03年に牝馬3冠を達成したスティルインラブ(牝7)が2日午前7時、小腸の腸重積のため、繋養されていた北海道日高町の下河辺牧場で死亡した。

 同馬は7月25日に急激な腹痛を起こしたため、三石のNOSAI日高三石家畜診療センターにて診察。小腸ねん転と診断され、開腹手術がなされたが、28日に再び腹痛を起こし2度目の手術。その後順調に回復していたが、1日20時頃に三たび腹痛を起こし、2度の手術で体力も落ちており、残念ながら永眠した。

 同馬は父サンデーサイレンス、母ブラダマンテ(その父Roberto)という血統。半兄に96年ラジオたんぱ賞(GIII)を制したビッグバイアモン(父バイアモン)、従妹に今年のオークス(GI)を勝ったローブデコルテ(牝3、栗東・松元茂樹厩舎)がいる。

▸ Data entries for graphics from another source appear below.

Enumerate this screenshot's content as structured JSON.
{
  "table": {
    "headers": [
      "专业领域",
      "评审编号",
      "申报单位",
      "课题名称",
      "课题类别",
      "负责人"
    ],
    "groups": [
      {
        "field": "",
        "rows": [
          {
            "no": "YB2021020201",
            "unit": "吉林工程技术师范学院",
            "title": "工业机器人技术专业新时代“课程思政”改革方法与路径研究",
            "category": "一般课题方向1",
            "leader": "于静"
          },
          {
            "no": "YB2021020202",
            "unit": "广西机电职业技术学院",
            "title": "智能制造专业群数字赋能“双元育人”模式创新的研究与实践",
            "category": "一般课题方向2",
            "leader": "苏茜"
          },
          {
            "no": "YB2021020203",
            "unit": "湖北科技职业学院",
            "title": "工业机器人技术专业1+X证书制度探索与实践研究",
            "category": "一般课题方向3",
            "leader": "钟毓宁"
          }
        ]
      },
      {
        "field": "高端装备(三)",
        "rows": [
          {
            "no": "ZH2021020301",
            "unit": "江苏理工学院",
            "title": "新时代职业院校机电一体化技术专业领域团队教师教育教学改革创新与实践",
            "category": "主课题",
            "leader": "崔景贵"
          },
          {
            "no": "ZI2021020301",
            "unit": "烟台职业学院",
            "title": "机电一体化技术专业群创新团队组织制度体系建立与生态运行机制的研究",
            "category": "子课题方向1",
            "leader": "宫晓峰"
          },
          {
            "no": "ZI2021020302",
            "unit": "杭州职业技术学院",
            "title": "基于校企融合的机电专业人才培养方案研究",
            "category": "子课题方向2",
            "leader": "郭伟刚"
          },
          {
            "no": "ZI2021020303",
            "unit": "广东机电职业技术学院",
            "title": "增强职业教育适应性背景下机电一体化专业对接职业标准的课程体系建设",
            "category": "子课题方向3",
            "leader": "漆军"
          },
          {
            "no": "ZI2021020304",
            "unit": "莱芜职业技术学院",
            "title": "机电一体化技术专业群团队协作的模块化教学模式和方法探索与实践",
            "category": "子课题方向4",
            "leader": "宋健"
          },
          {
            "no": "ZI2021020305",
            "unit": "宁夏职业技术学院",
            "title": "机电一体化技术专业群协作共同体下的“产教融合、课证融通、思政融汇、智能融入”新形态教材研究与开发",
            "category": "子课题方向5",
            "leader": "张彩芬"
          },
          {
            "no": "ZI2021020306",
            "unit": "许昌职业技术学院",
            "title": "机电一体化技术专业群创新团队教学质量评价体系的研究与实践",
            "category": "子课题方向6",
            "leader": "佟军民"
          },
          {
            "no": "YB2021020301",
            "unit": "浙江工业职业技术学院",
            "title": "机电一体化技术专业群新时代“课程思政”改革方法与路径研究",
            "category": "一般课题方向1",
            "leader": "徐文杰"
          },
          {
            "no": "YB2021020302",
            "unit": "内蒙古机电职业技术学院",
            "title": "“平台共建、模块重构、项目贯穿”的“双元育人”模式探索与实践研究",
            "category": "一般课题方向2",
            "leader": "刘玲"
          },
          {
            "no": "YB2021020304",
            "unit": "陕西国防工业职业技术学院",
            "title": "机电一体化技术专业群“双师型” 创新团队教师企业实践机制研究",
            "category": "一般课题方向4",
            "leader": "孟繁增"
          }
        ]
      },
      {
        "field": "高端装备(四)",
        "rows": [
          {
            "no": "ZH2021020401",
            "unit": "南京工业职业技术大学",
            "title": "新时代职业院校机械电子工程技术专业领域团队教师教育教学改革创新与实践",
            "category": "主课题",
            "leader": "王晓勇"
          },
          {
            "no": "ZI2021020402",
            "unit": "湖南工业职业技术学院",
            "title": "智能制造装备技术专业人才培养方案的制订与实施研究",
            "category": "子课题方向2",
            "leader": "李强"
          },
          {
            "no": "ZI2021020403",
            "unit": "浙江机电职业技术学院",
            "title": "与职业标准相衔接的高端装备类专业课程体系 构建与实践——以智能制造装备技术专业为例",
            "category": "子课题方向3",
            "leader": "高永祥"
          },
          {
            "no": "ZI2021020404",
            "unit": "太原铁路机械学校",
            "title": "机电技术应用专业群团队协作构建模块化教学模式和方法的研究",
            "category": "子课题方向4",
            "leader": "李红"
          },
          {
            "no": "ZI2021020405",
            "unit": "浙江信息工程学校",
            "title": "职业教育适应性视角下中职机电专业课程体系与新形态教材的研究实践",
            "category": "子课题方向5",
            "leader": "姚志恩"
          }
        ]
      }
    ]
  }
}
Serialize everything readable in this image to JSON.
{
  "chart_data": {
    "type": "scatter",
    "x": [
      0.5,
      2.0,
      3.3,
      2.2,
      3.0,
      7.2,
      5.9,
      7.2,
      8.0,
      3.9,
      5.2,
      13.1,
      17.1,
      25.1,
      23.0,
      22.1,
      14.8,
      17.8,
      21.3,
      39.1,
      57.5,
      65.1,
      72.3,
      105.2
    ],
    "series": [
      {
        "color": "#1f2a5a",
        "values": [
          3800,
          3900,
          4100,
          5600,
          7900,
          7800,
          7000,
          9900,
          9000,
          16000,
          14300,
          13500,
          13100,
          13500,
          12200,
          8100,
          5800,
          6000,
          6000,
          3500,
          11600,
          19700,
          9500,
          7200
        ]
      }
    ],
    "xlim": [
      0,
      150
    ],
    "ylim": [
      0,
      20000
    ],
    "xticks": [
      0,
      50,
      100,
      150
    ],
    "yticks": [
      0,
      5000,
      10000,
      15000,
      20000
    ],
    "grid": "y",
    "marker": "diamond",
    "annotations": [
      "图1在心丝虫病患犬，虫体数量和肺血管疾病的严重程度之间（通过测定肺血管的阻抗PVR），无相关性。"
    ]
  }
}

 02年11月のデビュー戦(阪神・芝1400m)、紅梅S(OP)と2連勝し、03年チューリップ賞(GIII)2着から臨んだ桜花賞でGI初制覇を果たすと、続くオークスも快勝。プラス22kgで出走した秋緒戦のローズS(GII)こそ5着に敗れたが、秋華賞(GI)を制して86年メジロラモーヌ以来17年ぶりとなる牝馬3冠を達成。同年のJRA最優秀3歳牝馬に輝いた。しかしその後は低迷が続き、05年府中牝馬S(GIII)17着を最後にターフを去った。通算成績16戦5勝(重賞3勝)。

 06年に繁殖入り。今年2月20日にはキングカメハメハを父に持つ牡馬が誕生していた。